Gli animali soffrono quando perdono un compagno? Il lutto nel mondo animali

Un cucciolo di cane - Foto Pixabay - Sicilianews.it

Il tema riguarda naturalmente anche gli animali che vivono accanto all’uomo. Molti proprietari raccontano che, dopo la morte di un altro animale della famiglia, il cane o il gatto rimasto manifesta cambiamenti evidenti.

Può cercare l’altro animale nelle stanze della casa, aspettarlo davanti alla porta, dormire nei suoi luoghi abituali oppure diventare più appiccicoso e richiedere maggiore attenzione. Altri animali, al contrario, possono diventare più riservati e trascorrere più tempo da soli.

Nel caso dei cani, alcuni studi hanno documentato modificazioni del comportamento dopo la perdita di un compagno, compresi cambiamenti nel sonno, nell’appetito e nella ricerca di contatto con gli esseri umani.

Non tutti questi comportamenti, tuttavia, devono essere interpretati necessariamente come una forma di lutto identica a quella umana. La perdita può modificare anche semplicemente la routine quotidiana, l’ambiente e le relazioni sociali dell’animale.

Gli animali capiscono davvero che qualcuno è morto?

È questa la domanda più difficile. La scienza non ha ancora una risposta definitiva.

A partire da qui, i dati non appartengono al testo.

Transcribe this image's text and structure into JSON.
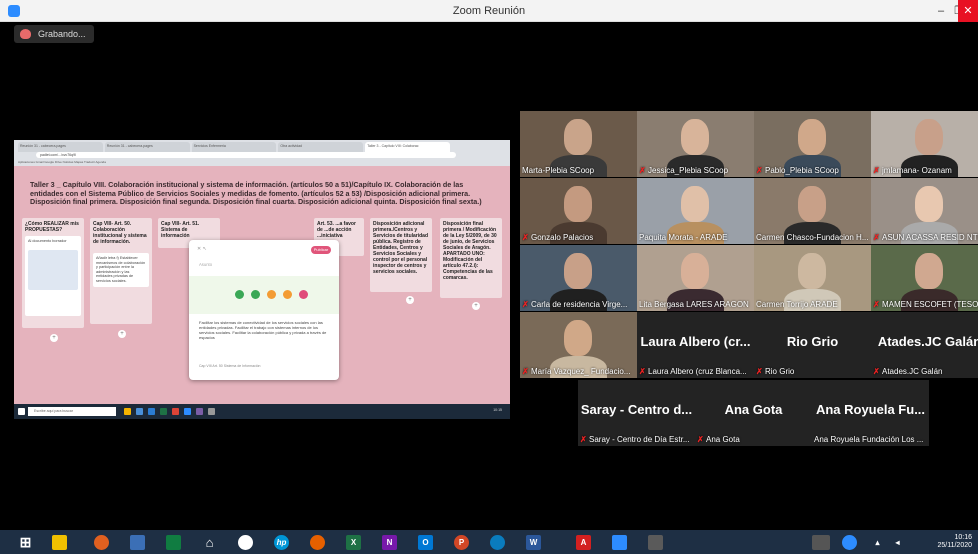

Alcuni animali sembrano distinguere in modo molto netto un individuo vivo da uno morto. Altri possono continuare a comportarsi per un certo periodo come se l’animale scomparso fosse ancora presente.

Quello che sappiamo è che molte specie possiedono memoria, riconoscono individui specifici e sviluppano legami sociali duraturi. Quando uno di questi individui scompare, il comportamento dei superstiti può cambiare.

Per questo motivo, più che chiedersi se un animale “pianga” esattamente come una persona, gli studiosi preferiscono osservare come reagisce alla perdita e quali conseguenze essa produce sul suo comportamento e sulle sue relazioni.

Il dolore non deve essere necessariamente uguale al nostro

Il rischio, quando osserviamo gli animali, è quello di interpretarli sempre attraverso categorie umane. Un elefante che accarezza un corpo, un cane che cerca il compagno scomparso o una scimmia che trasporta il corpo del proprio piccolo possono suscitare emozioni fortissime in chi li osserva.

Ma il fatto che il loro comportamento non sia identico al nostro non significa che sia privo di significato.

Il mondo animale ci mostra, ancora una volta, quanto siano profonde le relazioni tra individui. E forse la domanda più interessante non è se gli animali vivano il lutto esattamente come noi, ma quanto siano capaci di creare legami che, quando vengono spezzati, lasciano una traccia nel loro comportamento.